Christensen likens the sow housing challenge to the move to confinement housing in the ’80s and ’90s. “Once someone figures out the best sow housing system, the industry can adapt pretty fast,” he observes. “If I was 60 years old and had gone from old dairy barn lots, moving from gestation pens to stalls where I can work easier without getting my knees beat up, I wouldn’t want to go back to the old ways either. But, if I am able to hire a workforce and train them to do that, I think we can manage it.”

Transitioning to his philosophy on hiring, he continues, “If you make the workplace attractive, pay them fairly and treat them right, you can attract people to the industry.”

Highway Farms has 14 full-time employees in the hog operation, a couple of maintenance and crop employees, and 10-12 part-time people who help out when needed. Ten of the 30 employees have been with Highway Farms for 10 years, two for 30 years.

“Our business wouldn’t be where it is today without those 30 people, they are very important to us,” Christensen exclaims. Several came from factory work or just out of high school. Three came from larger, integrated production systems and enjoy the smaller philosophy.
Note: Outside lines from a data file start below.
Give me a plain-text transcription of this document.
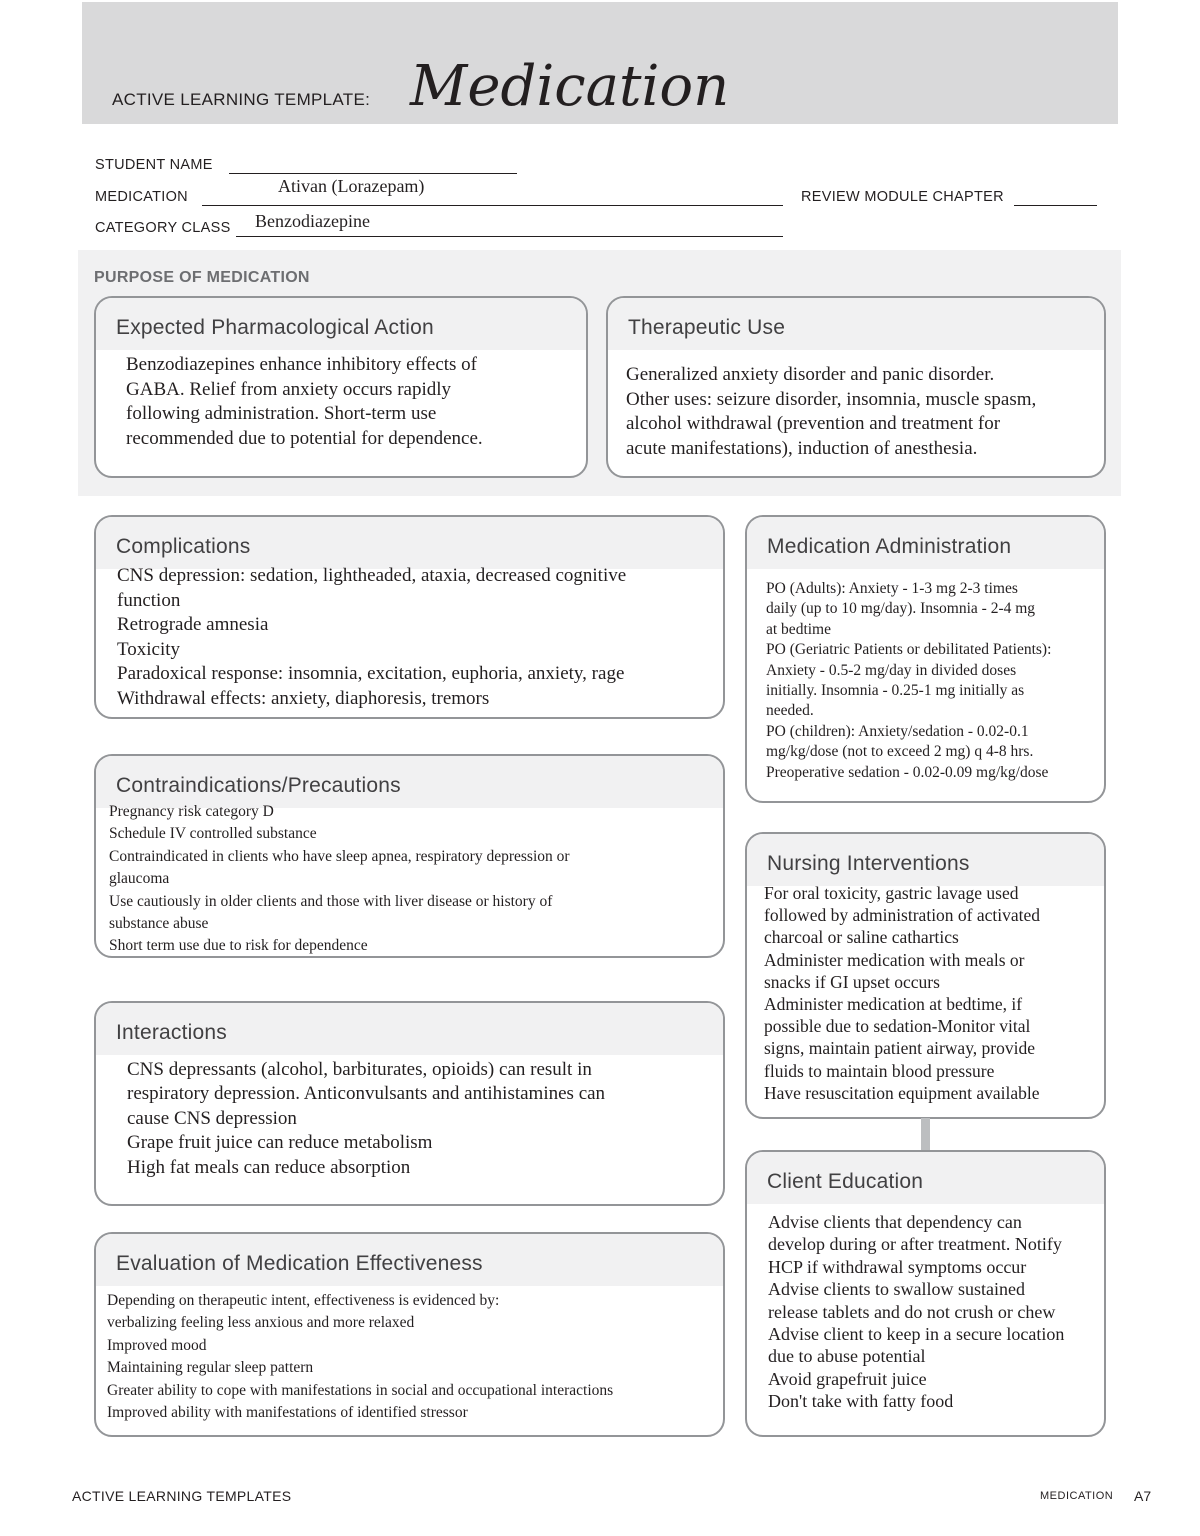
ACTIVE LEARNING TEMPLATE: Medication
STUDENT NAME
MEDICATION
Ativan (Lorazepam)
REVIEW MODULE CHAPTER
CATEGORY CLASS Benzodiazepine
PURPOSE OF MEDICATION
Expected Pharmacological Action
Benzodiazepines enhance inhibitory effects of
GABA. Relief from anxiety occurs rapidly
following administration. Short-term use
recommended due to potential for dependence.
Therapeutic Use
Generalized anxiety disorder and panic disorder.
Other uses: seizure disorder, insomnia, muscle spasm,
alcohol withdrawal (prevention and treatment for
acute manifestations), induction of anesthesia.
Complications
CNS depression: sedation, lightheaded, ataxia, decreased cognitive
function
Retrograde amnesia
Toxicity
Paradoxical response: insomnia, excitation, euphoria, anxiety, rage
Withdrawal effects: anxiety, diaphoresis, tremors
Medication Administration
PO (Adults): Anxiety - 1-3 mg 2-3 times
daily (up to 10 mg/day). Insomnia - 2-4 mg
at bedtime
PO (Geriatric Patients or debilitated Patients):
Anxiety - 0.5-2 mg/day in divided doses
initially. Insomnia - 0.25-1 mg initially as
needed.
PO (children): Anxiety/sedation - 0.02-0.1
mg/kg/dose (not to exceed 2 mg) q 4-8 hrs.
Preoperative sedation - 0.02-0.09 mg/kg/dose
Contraindications/Precautions
Pregnancy risk category D
Schedule IV controlled substance
Contraindicated in clients who have sleep apnea, respiratory depression or
glaucoma
Use cautiously in older clients and those with liver disease or history of
substance abuse
Short term use due to risk for dependence
Nursing Interventions
For oral toxicity, gastric lavage used
followed by administration of activated
charcoal or saline cathartics
Administer medication with meals or
snacks if GI upset occurs
Administer medication at bedtime, if
possible due to sedation-Monitor vital
signs, maintain patient airway, provide
fluids to maintain blood pressure
Have resuscitation equipment available
Interactions
CNS depressants (alcohol, barbiturates, opioids) can result in
respiratory depression. Anticonvulsants and antihistamines can
cause CNS depression
Grape fruit juice can reduce metabolism
High fat meals can reduce absorption
Client Education
Advise clients that dependency can
develop during or after treatment. Notify
HCP if withdrawal symptoms occur
Advise clients to swallow sustained
release tablets and do not crush or chew
Advise client to keep in a secure location
due to abuse potential
Avoid grapefruit juice
Don't take with fatty food
Evaluation of Medication Effectiveness
Depending on therapeutic intent, effectiveness is evidenced by:
verbalizing feeling less anxious and more relaxed
Improved mood
Maintaining regular sleep pattern
Greater ability to cope with manifestations in social and occupational interactions
Improved ability with manifestations of identified stressor
ACTIVE LEARNING TEMPLATES	MEDICATION A7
One of the biggest selling points is flex time. “We don’t have hard and fast rules that employees have to show up at a specific time in the morning and stay until a certain time in the afternoon. Our rule is — the job has to get done in a timely manner. If someone wants to show up at 5 a.m. so they can leave at 2 p.m. because they want to see a son or daughter run track, we encourage that,” he says. “Not to sound hokey, but when I say we are a family farm, I want it to mean it’s everyone’s family. We want their families to be important to them.”

 

A ‘Cool’ Industry

“Our industry is made up of a lot of educated, proactive, business-minded people who are willing to take their turn and serve the industry. That’s pretty cool,” he declares. “The encouragement and support I received from my father and brother to become more active in the industry allowed me to do that. They have been the most consistent and important influences in my life, in work ethic and my ability and eagerness to learn. They are two of the most intelligent people I have had the good fortune to have nearby.”

The ongoing creative process and willingness to experiment is one of the real strengths of pork producers, Christensen believes, and he encourages bright young men and women to consider a career in the pork industry.

“If they are interested in production, with the way production systems are set up now, and considering all of the challenges and changes we see on the horizon, I think it is going to be a pretty dynamic industry in the next few years. It’s certainly not going to be boring!” he declares.

“You will have the opportunity to make a difference in a dynamic and progressive industry. If you are good at what you do, whether it is in production or something else, there is unlimited growth potential. There will be a lot of changes and challenges in the next 10 years, and that means there will be opportunities to do something pretty neat in this industry,” he assures.